What is a spinal cord stimulator?
A Spinal Cord Simulator (SCS) is an implantable system used for neurostimulation. It consists of a lead (a set of electrodes used to deliver electrical stimulations), an extension (a wire to connect the power source to the lead), and a generator (a battery-powered source for the stimulation). When implanted, the generator transmits electrical impulses to the positive and negative electrodes on the lead producing the buzzing or tingling sensation and interrupting the pain message before it gets to the brain.

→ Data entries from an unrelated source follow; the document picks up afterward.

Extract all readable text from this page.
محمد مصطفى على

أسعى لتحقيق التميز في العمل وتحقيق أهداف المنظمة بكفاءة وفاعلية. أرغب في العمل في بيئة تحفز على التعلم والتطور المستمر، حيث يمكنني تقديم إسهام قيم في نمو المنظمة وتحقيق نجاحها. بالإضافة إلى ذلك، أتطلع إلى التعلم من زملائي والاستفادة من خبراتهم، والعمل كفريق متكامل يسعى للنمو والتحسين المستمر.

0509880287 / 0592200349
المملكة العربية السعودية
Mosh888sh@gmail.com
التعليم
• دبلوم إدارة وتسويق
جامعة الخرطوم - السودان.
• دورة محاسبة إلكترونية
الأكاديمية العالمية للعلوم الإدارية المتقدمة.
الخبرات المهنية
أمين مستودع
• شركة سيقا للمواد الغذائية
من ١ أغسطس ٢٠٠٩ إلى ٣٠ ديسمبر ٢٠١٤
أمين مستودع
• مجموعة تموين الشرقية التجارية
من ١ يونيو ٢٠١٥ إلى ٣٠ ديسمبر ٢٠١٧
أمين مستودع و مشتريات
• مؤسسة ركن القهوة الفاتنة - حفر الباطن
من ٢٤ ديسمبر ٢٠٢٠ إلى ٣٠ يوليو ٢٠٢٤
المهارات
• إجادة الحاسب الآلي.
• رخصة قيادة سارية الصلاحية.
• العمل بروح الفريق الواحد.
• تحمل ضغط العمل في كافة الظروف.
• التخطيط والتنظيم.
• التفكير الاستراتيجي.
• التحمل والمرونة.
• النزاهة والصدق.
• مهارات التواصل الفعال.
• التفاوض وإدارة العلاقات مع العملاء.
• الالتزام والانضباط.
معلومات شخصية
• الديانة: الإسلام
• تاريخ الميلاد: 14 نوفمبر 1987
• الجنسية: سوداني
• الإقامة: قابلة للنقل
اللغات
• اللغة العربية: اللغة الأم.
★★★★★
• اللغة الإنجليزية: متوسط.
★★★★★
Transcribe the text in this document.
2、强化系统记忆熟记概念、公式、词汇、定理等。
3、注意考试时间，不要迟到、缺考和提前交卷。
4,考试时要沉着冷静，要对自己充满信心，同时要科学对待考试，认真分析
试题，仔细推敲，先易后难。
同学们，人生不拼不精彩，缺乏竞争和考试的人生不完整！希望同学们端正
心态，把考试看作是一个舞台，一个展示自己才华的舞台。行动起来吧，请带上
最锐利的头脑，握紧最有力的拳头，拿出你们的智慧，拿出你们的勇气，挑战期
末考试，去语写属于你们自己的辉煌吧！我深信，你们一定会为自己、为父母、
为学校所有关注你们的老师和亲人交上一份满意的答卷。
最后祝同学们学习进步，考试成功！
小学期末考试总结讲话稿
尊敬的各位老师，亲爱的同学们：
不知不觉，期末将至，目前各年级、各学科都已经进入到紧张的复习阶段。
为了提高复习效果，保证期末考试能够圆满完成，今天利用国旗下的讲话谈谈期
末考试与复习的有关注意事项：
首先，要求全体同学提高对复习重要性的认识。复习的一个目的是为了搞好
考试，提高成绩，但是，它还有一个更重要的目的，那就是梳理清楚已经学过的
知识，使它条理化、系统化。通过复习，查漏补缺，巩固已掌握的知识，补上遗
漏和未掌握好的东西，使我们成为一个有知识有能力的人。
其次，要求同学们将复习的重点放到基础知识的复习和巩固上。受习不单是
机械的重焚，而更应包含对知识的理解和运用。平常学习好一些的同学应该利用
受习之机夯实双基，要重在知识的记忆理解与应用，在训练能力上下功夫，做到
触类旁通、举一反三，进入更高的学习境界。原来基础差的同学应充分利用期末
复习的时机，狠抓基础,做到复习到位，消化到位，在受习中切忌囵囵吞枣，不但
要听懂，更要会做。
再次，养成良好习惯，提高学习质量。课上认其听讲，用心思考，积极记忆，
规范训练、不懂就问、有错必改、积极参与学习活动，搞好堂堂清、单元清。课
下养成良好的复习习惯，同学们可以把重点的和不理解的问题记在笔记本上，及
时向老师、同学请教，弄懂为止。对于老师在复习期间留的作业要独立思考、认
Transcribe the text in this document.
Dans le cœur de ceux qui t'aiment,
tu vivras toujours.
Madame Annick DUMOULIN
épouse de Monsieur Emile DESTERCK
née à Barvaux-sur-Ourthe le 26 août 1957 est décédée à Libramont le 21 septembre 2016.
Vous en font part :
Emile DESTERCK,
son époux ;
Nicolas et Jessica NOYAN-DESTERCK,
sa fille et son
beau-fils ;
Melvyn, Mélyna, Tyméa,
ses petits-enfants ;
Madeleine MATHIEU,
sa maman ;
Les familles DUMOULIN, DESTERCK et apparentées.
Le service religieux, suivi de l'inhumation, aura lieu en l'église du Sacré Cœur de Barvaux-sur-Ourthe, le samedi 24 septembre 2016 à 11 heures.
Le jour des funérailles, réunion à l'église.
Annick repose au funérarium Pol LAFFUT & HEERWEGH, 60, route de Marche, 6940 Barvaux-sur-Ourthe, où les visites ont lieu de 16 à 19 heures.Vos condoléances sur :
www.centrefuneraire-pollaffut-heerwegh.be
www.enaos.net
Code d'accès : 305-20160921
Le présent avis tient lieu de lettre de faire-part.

How is the neurostimulator implanted?
The implantation of a neurostimulation system is usually a two-phase, outpatient, minor surgical procedure. It consists of a trial phase and a permanent placement phase. If the trial phase is successful and the patient experiences at least 50% pain relief, the permanent placement is scheduled.
A trial consists of the physician placing the lead into the epidural space over the nerves believed to be producing the pain.
The patient receives a local anesthetic and light sedation to allow them to verbally assist the physician with proper placement of the leads. Once inserted, the leads are connected to an external battery. The patient then goes home and monitors their pain relief. If the trial is successful, the patient is scheduled for permanent placement in the system. This involves placement of the lead, connecting and tunneling the extension under the skin to the implanted generator.
Patient selection criteria
Neurostimulation is not for everyone. Careful patient selection is necessary. This treatment is typically used for nerve pain described as burning, shooting, sharp or electrical-like sensations. Before the trial, patients must attend a class that reviews the procedure.
Advantages & disadvantages
Increased pain control is a major advantage. The patient has control over the device allowing for adjustment in stimulation as needed. The use of oral pain medication can be eliminated or reduced in most cases. This treatment is most effective when combined with other methods to control pain which may include physical therapy, medication management, weight loss, smoking cessation and other recommended interventions.
Like all medical devices, the neurostimulator can potentially malfunction. There is also the possibility of lead migration. As the trial and implantation is a surgical procedure, the risks include all of the potential risks associated with surgery, including infection, nerve damage and rarely death.